Load the Cleansed Dataset

load("SQF_clean.rda")

Investigate Data

First, load the ggplot2 library

library(ggplot2)
  1. Most people stopped by NYPD were youngsters.
ggplot(data=dat, aes(dat$age)) + 
  geom_histogram(breaks=seq(10, 90, by=1), aes(fill=..count..)) +
  scale_fill_gradient("Count", low="green", high="red") +
  ggtitle("Histrogram of Age") + 
  labs(x="Age", y="Count")
## Warning: Removed 212 rows containing non-finite values (stat_bin).

  1. Less people are stopped in December.
month <- format(dat$datestop, "%m")
ggplot(data=dat, aes(x=month)) + 
  geom_bar() + 
  ggtitle("Barplot of Month") + 
  labs(x="Month of Year", y="Count")

  1. Less people are stopped in Sunday or Monday.
weekday <- format(dat$datestop, "%A")
ggplot(data=dat, aes(x=weekday)) + 
  geom_bar() + 
  ggtitle("Barplot of Weekday") + 
  labs(x="Weekday", y="Count")

  1. Less people are stopped in early morning.
ggplot(data=dat, aes(x=timestop)) + 
  geom_bar() + 
  ggtitle("Barplot of Hour") + 
  labs(x="Hour of Day", y="Count")

  1. More black male are stopped.
ggplot(data=dat, aes(x=race, group=sex)) + 
  facet_grid(~sex) +
  geom_bar() + 
  ggtitle("Barplot of Race, filled by Sex") + 
  labs(x="Race", y="Count")

  1. Brooklyn and Queens record more stops than other areas.
ggplot(data=dat, aes(x=city, fill=race)) + 
  geom_bar() + 
  ggtitle("Barplot of City, filled by Race") + 
  labs(x="City", y="Count")

  1. Correlation between some result items and force used.

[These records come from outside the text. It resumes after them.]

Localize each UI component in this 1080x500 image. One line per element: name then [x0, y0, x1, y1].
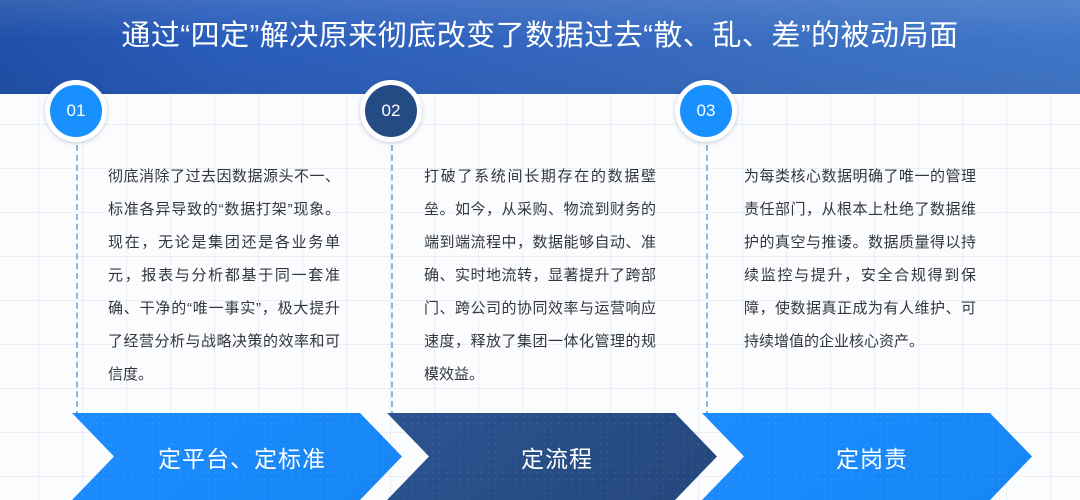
step-body-text-03: 为每类核心数据明确了唯一的管理责任部门，从根本上杜绝了数据维护的真空与推诿。数据… [744, 160, 976, 358]
step-body-text-01: 彻底消除了过去因数据源头不一、标准各异导致的“数据打架”现象。现在，无论是集团还… [108, 160, 340, 391]
connector-line-step-3 [706, 145, 708, 417]
step-banner-label-03: 定岗责 [826, 440, 908, 474]
page-title: 通过“四定”解决原来彻底改变了数据过去“散、乱、差”的被动局面 [0, 16, 1080, 56]
slide-canvas: 通过“四定”解决原来彻底改变了数据过去“散、乱、差”的被动局面 01 02 03… [0, 0, 1080, 500]
step-banner-label-02: 定流程 [511, 440, 593, 474]
step-badge-01[interactable]: 01 [45, 80, 107, 142]
step-badge-03[interactable]: 03 [675, 80, 737, 142]
header-bar: 通过“四定”解决原来彻底改变了数据过去“散、乱、差”的被动局面 [0, 0, 1080, 94]
step-banner-03[interactable]: 定岗责 [702, 413, 1032, 500]
step-badge-02[interactable]: 02 [360, 80, 422, 142]
step-banner-label-01: 定平台、定标准 [148, 440, 326, 474]
connector-line-step-1 [76, 145, 78, 417]
step-banner-02[interactable]: 定流程 [387, 413, 717, 500]
step-banner-01[interactable]: 定平台、定标准 [72, 413, 402, 500]
connector-line-step-2 [391, 145, 393, 417]
step-body-text-02: 打破了系统间长期存在的数据壁垒。如今，从采购、物流到财务的端到端流程中，数据能够… [424, 160, 656, 391]
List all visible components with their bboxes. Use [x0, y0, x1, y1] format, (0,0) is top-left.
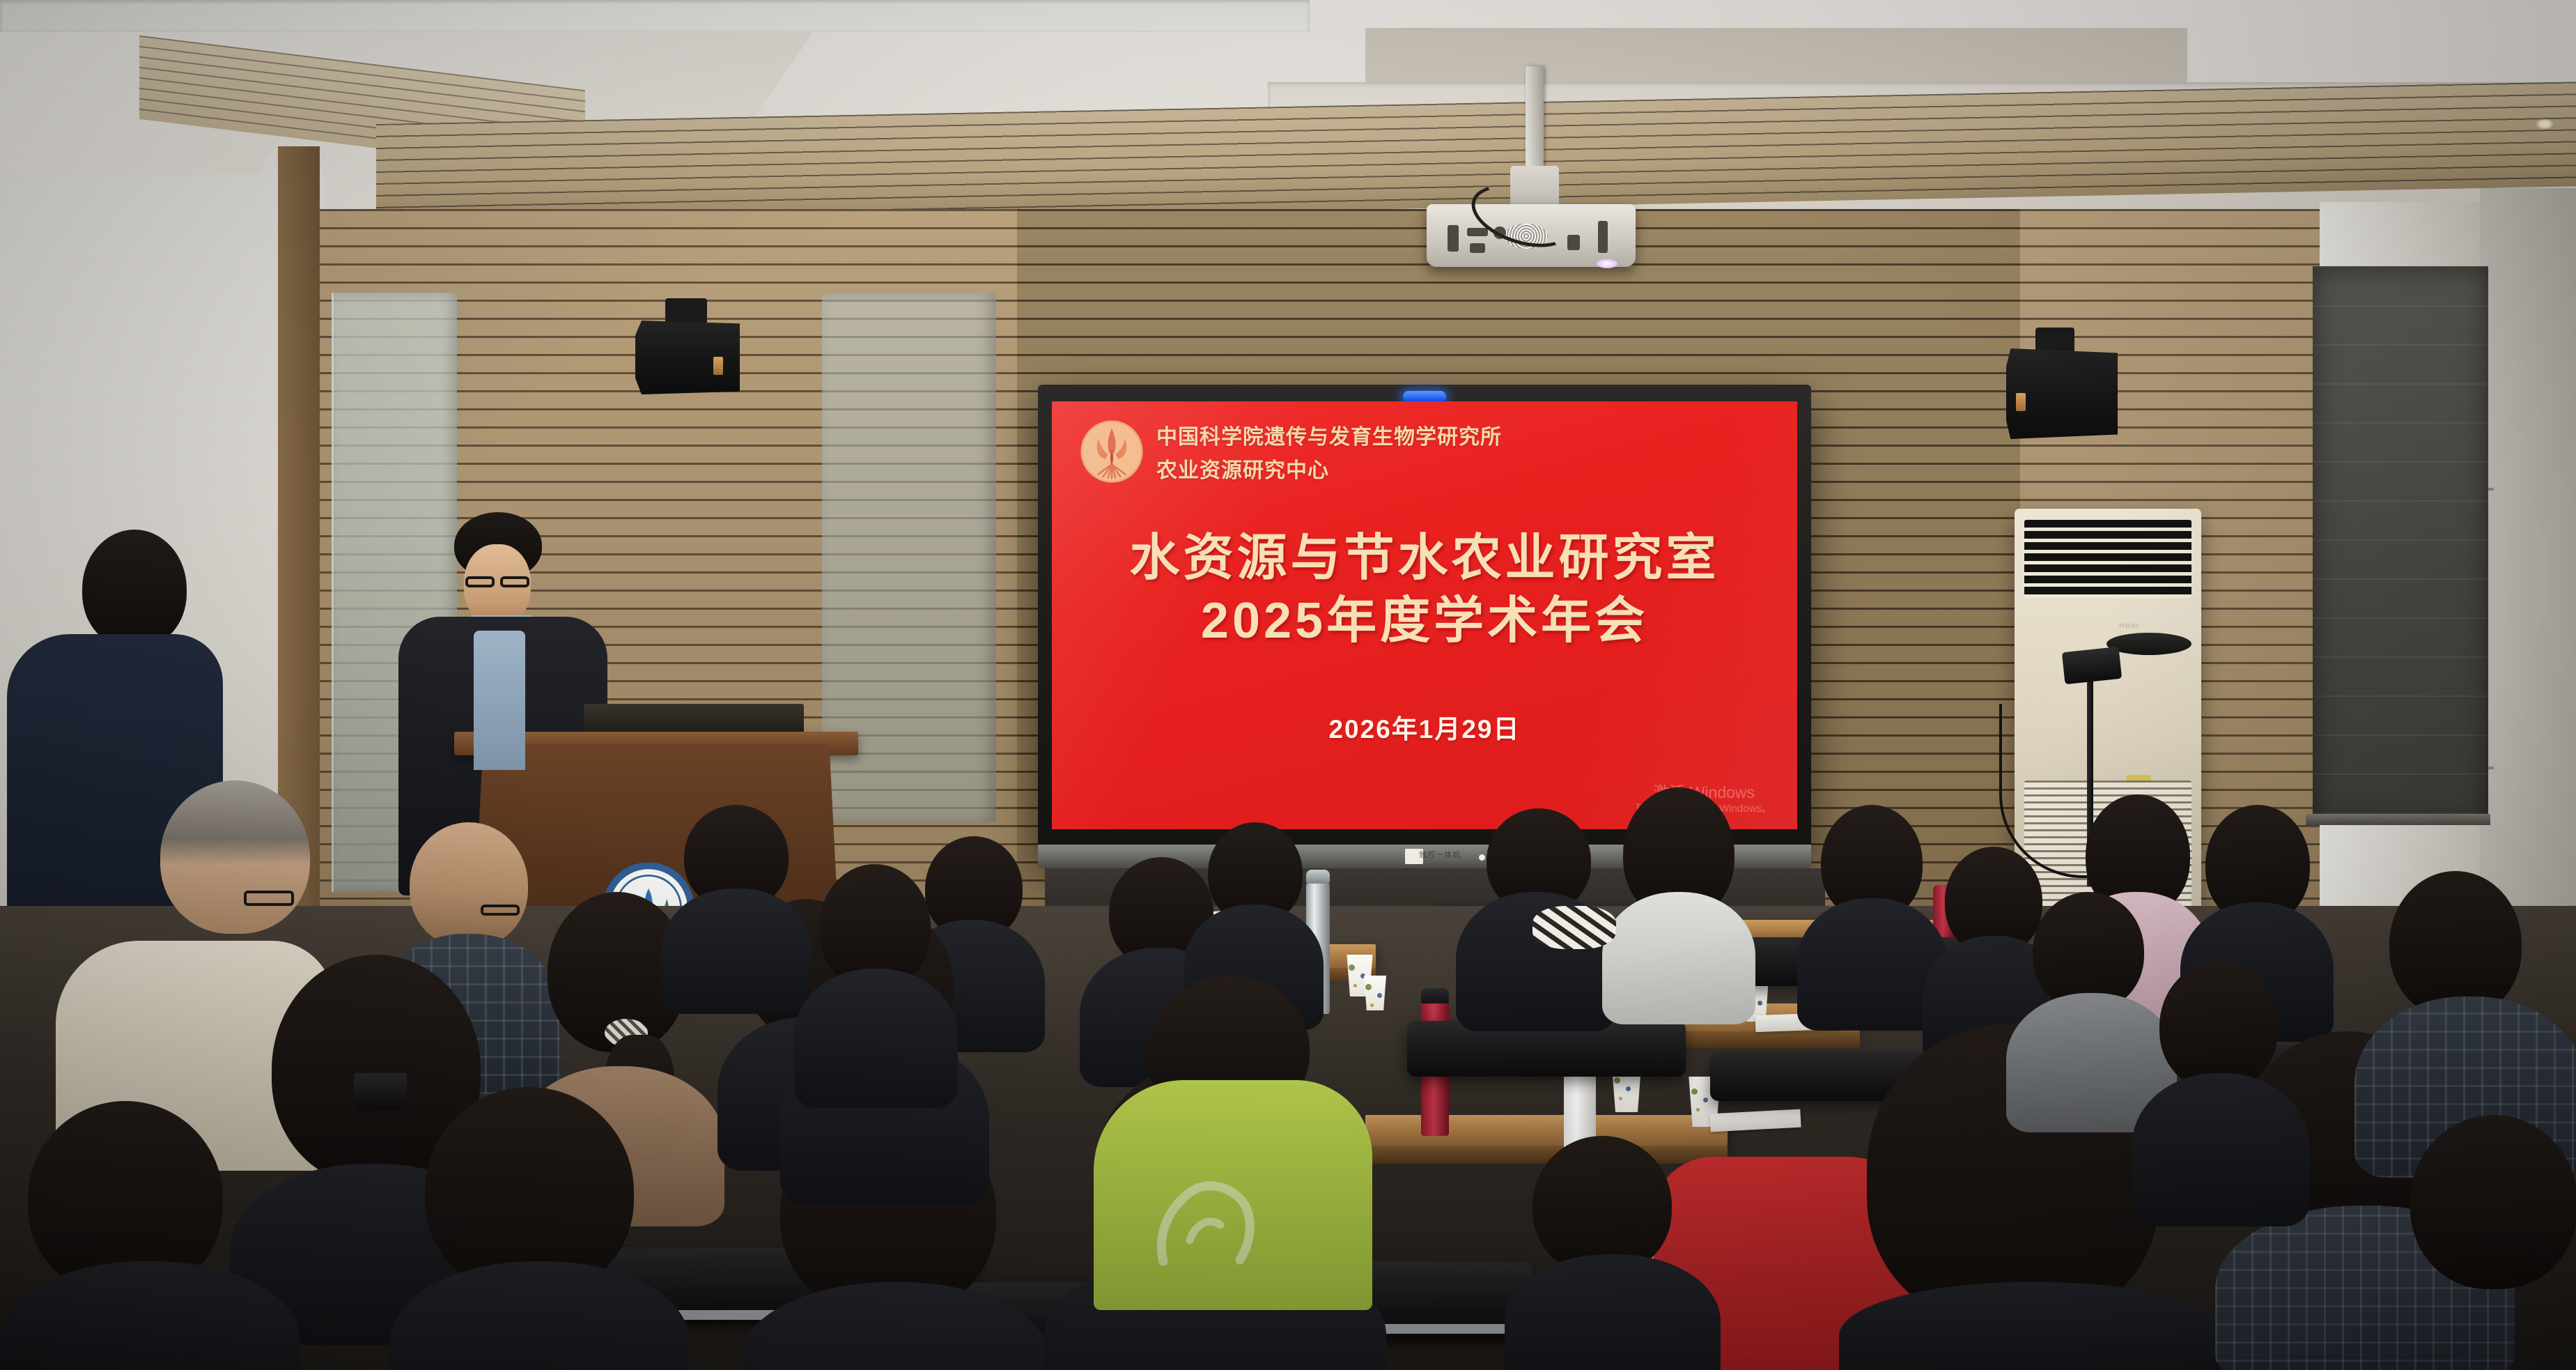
audience-back-1-scarf [1533, 906, 1616, 949]
display-chin-label: 触控一体机 [1419, 849, 1461, 860]
audience-front-glasses-icon [244, 891, 294, 906]
projector-port-2 [1467, 228, 1488, 236]
window-blind-rail [2306, 814, 2490, 825]
audience-mid-right-2-head [2159, 962, 2278, 1091]
audience-green-hoodie [1094, 976, 1372, 1310]
audience-back-2-body [1602, 892, 1755, 1024]
slide-title-line-2: 2025年度学术年会 [1052, 590, 1797, 652]
audience-mid-bald-glasses-icon [481, 905, 520, 916]
projector-port-4 [1470, 243, 1485, 253]
institute-logo-icon [1080, 420, 1144, 484]
audience-front-glasses-head [160, 780, 310, 934]
ceiling-beam-left [0, 0, 1310, 32]
display-screen: 中国科学院遗传与发育生物学研究所 农业资源研究中心 水资源与节水农业研究室 20… [1052, 401, 1797, 829]
audience-right-plaid-head [2389, 871, 2522, 1017]
audience-front-between-body [1505, 1254, 1721, 1370]
audience-front-between [1505, 1136, 1714, 1370]
slide-title-line-1: 水资源与节水农业研究室 [1052, 527, 1797, 590]
tripod-camera[interactable] [2062, 647, 2122, 684]
presenter-glasses-left-lens [465, 576, 495, 587]
slide-title-block: 水资源与节水农业研究室 2025年度学术年会 [1052, 527, 1797, 652]
thermos-red-cap[interactable] [1421, 988, 1449, 1003]
audience-foreground-right-body [1839, 1282, 2229, 1370]
window-blind-right[interactable] [2313, 266, 2488, 824]
audience-front-far-left-body [0, 1261, 300, 1370]
audience-green-hoodie-body [1094, 1080, 1372, 1310]
ac-display-panel[interactable] [2106, 633, 2191, 655]
audience-front-far-left [0, 1101, 293, 1370]
audience-mid-right-2 [2132, 962, 2306, 1192]
audience-back-2 [1595, 787, 1755, 1010]
audience-mid-bald-head [410, 822, 528, 948]
slide-date: 2026年1月29日 [1052, 708, 1797, 746]
audience-front-2 [390, 1087, 683, 1370]
speaker-left-badge [713, 357, 723, 375]
audience-front-5-body [794, 969, 958, 1108]
slide-institute-line-2: 农业资源研究中心 [1156, 453, 1502, 484]
hoodie-graphic-icon [1135, 1157, 1275, 1268]
slide-institution-header: 中国科学院遗传与发育生物学研究所 农业资源研究中心 [1080, 420, 1502, 484]
ceiling-downlight-5 [2536, 118, 2554, 130]
audience-mid-right-2-body [2132, 1073, 2309, 1226]
wall-speaker-right [2006, 348, 2118, 439]
presenter-glasses-right-lens [500, 576, 529, 587]
projector-port-5 [1567, 235, 1580, 250]
projector-port-6 [1598, 221, 1608, 253]
wall-speaker-left [635, 321, 740, 394]
ac-brand-label: Haier [2119, 622, 2139, 630]
standing-attendee-head [82, 530, 187, 648]
audience-front-5 [794, 864, 954, 1073]
ac-upper-grille [2024, 520, 2191, 598]
slide-institute-line-1: 中国科学院遗传与发育生物学研究所 [1156, 420, 1502, 450]
projector-status-light [1597, 259, 1617, 268]
audience-front-3-body [738, 1282, 1052, 1370]
conference-room-photo: 中国科学院遗传与发育生物学研究所 农业资源研究中心 水资源与节水农业研究室 20… [0, 0, 2576, 1370]
presenter-shirt-front [474, 631, 525, 770]
audience-corner-right-head [2410, 1115, 2576, 1289]
audience-front-2-body [390, 1261, 690, 1370]
projector-port-1 [1448, 225, 1459, 252]
audience-back-8 [1797, 805, 1943, 1007]
speaker-right-badge [2016, 393, 2026, 411]
audience-corner-right [2396, 1115, 2576, 1370]
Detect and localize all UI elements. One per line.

Intuitive: if hand cuff is used, people stopped are more likely to be searched and arrested.
library(corrplot)
result <- c("arstmade","sumissue","frisked", "searched")
force <- c(grep("pf_", names(dat), value=TRUE))
dd <- dat[,c(result, force)]
cc <- cor(dd)
cc <- cc[result, force]
corrplot(t(cc), method="ellipse")

  1. Correlation between some result items and reason to stop. Intuitive: People with furtive movement and suspicious bulge are more likely to be frisked.
library(corrplot)
result <- c("arstmade","sumissue","frisked", "searched")
force <- c(grep("cs_", names(dat), value=TRUE))
dd <- dat[,c(result, force)]
cc <- cor(dd)
cc <- cc[result, force]
corrplot(t(cc), method="ellipse")

  1. Draw the “ASSAULT(9)” and “BURGLARY(14)” incidents on the map. More assaults happen Manhattan and Bronx. More Burglaries happen in Brooklyn and Queens.
library(ggmap)
## Warning: package 'ggmap' was built under R version 3.2.3
NYC <- get_map("New York City", zoom=11)
## Map from URL : http://maps.googleapis.com/maps/api/staticmap?center=New+York+City&zoom=11&size=640x640&scale=2&maptype=terrain&language=en-EN&sensor=false
## Information from URL : http://maps.googleapis.com/maps/api/geocode/json?address=New%20York%20City&sensor=false
map <- ggmap(NYC)
coords <- dat[, c("xcoord", "ycoord")]
# EPSG Projection 2263 - NAD83 / New York Long Island (ftUS)
# WGS84 Bounds: -74.2700, 40.4700, -71.7500, 41.3100
# Projected Bounds: 909126.0155, 110626.2880, 1610215.3590, 424498.0529
library(proj4) ### needs PROJ.4 installed (http://trac.osgeo.org/proj/)
c2 <- project(coords, inverse=TRUE, proj="+proj=lcc +lat_1=41.03333333333333 +lat_2=40.66666666666666 +lat_0=40.16666666666666 +lon_0=-74 +x_0=300000.0000000001 +y_0=0 +ellps=GRS80 +datum=NAD83 +to_meter=0.3048006096012192 +no_defs")
coords <- data.frame(lon=c2[[1]], lat=c2[[2]])
d2 <- coords
d2$detailCM <- dat$detailCM
d2 <- d2[d2$detailCM==c("9", "14"),]
## Warning in is.na(e1) | is.na(e2): longer object length is not a multiple of
## shorter object length
## Warning in `==.default`(d2$detailCM, c("9", "14")): longer object length is
## not a multiple of shorter object length
d2 <- na.omit(d2)
map + geom_point(aes(x=lon, y=lat, colour=detailCM), data=d2, alpha=.6)
## Warning: Removed 583 rows containing missing values (geom_point).